世代交代
はいから狂いの少女たちがやれ新宿だやれ原宿だやれ下北だとはしゃいでいるそんな最高HAPPYな日曜日に秋葉原にいる男2名with俺。そんな計3名の哀れな男たちは曇りがちで今にも雨がぱらつきそうな天気の下、秋葉原某所にある雑居ビルの2階、俗に言う、妹喫茶、というところにいたのである。以前、とある広告関係の方の講演を聴いた際に、その方が
「全く新しいものなんてのはまずない。あってもそれを作ることは容易でないし、まずできないと思った方がいい。世の中にある多くの新しいものは、既存の何かと何かを組み合わせることによって出来ている。つまり、重要なのは、何と何を組み合わせるか、ということだ」
というようなことを仰られており、なるほどそうなのか、と当時の俺は合点していたのだが、さて、そこで妹喫茶、である。昨今、メイド喫茶、なるものが隆盛を極め、世のオタク衆にこれ実に好評を博したのは記憶に新しいところであるが、それも今は昔。流行の常、とでも言うべきか、結果、秋葉原という街の至るところにメイド喫茶を謳った喫茶店が乱立。いまや、メイドだかメイドでないかすらよくわからない似非メイド的存在が街を闊歩暗躍、秋葉原を混乱の渦中に巻き込まんとしているという、そんな未曾有の事態が起こっているのである。これすなわち特定種の異常増殖がもたらした、ある種必然とも言える結果であり、このままの傾向が今後も持続したとすれば、街の破壊、そして国、さらには地球の崩壊という事態も有り得ないとは言い切れない。そんなDAKARA的非常事態に秋葉原の街、だけでなく世界はさらされているわけであるが、しかし、世の中というものは実に上手く出来ているもので、何かが興隆すればそれに対立する概念が生じ、そのような矛盾と対立によって今の世界は進歩・発展の歴史を歩んできたのである。つまるところ、今現在のこのようなメイド喫茶全盛の時代背景の中、それに対立するアンチテーゼとして生じたのが、妹喫茶、なのではないかということだ。

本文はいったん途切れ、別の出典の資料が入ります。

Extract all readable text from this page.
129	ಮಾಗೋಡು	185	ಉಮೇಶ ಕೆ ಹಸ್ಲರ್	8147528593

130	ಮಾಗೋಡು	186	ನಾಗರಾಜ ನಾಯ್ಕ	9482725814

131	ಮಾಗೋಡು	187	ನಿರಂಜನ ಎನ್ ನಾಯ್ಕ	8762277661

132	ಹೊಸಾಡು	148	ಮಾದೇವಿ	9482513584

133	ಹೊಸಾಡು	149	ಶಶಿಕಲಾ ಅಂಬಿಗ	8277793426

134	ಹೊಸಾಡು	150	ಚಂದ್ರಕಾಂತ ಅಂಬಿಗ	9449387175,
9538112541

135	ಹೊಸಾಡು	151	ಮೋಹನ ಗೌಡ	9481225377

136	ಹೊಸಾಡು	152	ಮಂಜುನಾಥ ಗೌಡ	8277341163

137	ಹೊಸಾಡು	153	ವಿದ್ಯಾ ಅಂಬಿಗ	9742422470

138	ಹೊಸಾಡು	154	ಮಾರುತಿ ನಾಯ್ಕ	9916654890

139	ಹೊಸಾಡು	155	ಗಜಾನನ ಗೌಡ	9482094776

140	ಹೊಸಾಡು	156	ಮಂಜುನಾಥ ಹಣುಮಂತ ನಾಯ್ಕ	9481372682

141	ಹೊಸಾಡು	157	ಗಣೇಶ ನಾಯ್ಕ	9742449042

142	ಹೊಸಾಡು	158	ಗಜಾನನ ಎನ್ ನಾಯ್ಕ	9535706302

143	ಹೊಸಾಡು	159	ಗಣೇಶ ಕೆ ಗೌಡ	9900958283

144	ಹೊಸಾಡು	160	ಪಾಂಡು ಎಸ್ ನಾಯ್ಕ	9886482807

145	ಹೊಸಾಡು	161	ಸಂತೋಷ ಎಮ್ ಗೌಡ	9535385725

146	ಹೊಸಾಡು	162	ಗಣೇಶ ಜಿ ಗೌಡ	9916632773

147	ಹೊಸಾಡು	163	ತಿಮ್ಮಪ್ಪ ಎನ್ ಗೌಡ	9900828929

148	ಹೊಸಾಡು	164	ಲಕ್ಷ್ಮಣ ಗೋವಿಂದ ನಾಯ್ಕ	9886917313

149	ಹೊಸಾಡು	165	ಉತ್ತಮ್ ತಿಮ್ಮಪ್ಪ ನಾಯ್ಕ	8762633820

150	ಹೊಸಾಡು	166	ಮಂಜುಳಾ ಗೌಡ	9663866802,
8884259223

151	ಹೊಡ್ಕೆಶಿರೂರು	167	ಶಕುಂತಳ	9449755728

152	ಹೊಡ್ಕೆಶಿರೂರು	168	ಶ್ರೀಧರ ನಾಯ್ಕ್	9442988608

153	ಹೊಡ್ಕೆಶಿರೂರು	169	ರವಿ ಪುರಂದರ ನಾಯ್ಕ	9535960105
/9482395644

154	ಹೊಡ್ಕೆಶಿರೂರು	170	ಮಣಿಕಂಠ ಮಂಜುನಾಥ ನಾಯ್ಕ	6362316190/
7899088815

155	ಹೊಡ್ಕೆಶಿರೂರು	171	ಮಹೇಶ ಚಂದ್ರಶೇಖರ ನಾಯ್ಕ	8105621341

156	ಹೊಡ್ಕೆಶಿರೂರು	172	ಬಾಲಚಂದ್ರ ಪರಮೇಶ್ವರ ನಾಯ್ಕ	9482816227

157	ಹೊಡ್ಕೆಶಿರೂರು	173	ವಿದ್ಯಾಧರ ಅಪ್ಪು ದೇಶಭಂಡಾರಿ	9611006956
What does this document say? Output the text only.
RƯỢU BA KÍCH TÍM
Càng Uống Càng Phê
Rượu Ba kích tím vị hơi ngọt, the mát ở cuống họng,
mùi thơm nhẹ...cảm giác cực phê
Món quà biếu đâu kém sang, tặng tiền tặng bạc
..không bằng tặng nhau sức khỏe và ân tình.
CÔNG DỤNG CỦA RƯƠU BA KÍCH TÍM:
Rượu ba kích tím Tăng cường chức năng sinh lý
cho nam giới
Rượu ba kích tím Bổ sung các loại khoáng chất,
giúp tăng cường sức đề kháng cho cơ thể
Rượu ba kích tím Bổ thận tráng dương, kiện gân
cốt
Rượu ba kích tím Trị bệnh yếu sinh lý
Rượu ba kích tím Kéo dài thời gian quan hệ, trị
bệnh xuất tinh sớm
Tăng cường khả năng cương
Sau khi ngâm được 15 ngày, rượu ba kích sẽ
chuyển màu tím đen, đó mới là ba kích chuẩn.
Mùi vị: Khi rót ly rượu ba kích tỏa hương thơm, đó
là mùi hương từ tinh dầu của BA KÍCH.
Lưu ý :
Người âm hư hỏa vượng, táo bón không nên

妹喫茶とメイド喫茶を決定的に分け隔てる要素、それは言うまでもなく妹かメイドか、という点であるが、これは些細なことのように思えるけれども実際は天と地、月とすっぽん、クラウザーさんと根岸くらいの違いがある。なぜならば、そもそもメイドというものは給仕洗濯家事等をその主たる職務としているわけであり、その観点から言えば、喫茶店で働いていたとしてもさほど畑違いとは言えない。だが、妹。これはどうか。妹、といえば普通一般には本人と両親を同じくする二親等の親類で年少の女性を指すわけであるが、そのような女性が喫茶店で給仕をする理由など、メイドに比べるとまるでわからない。謎である。けれども、先ほども述べたように、重要なのは「何と何を組み合わせるか」なのだ。ある時代に先鋭的であったものが後の世の標準スタイルと化すということは、歴史上でも度々起きていることなのである。もしかすると、今、まさに妹がメイドに取って代わろうとしているのかもしれない。それゆえ、俺を含めた男3名は、そんな時代の変化をビビッドに感じ、そこに確かに息吹くであろう新しい風を、自らの体に感じるべく、妹喫茶に馳せ参じた、というわけなのである。
30分後。「いやー、正直あれは微妙だわ」とか言いながら階段を降りてきた3名のみすぼらしい男衆は、近くで拉麺を食らうと、日曜だし酒でも飲むか、ってんで、上野の方へとぼとぼと歩いていったそうである。喫茶店と男たちの行方は、誰も知らない。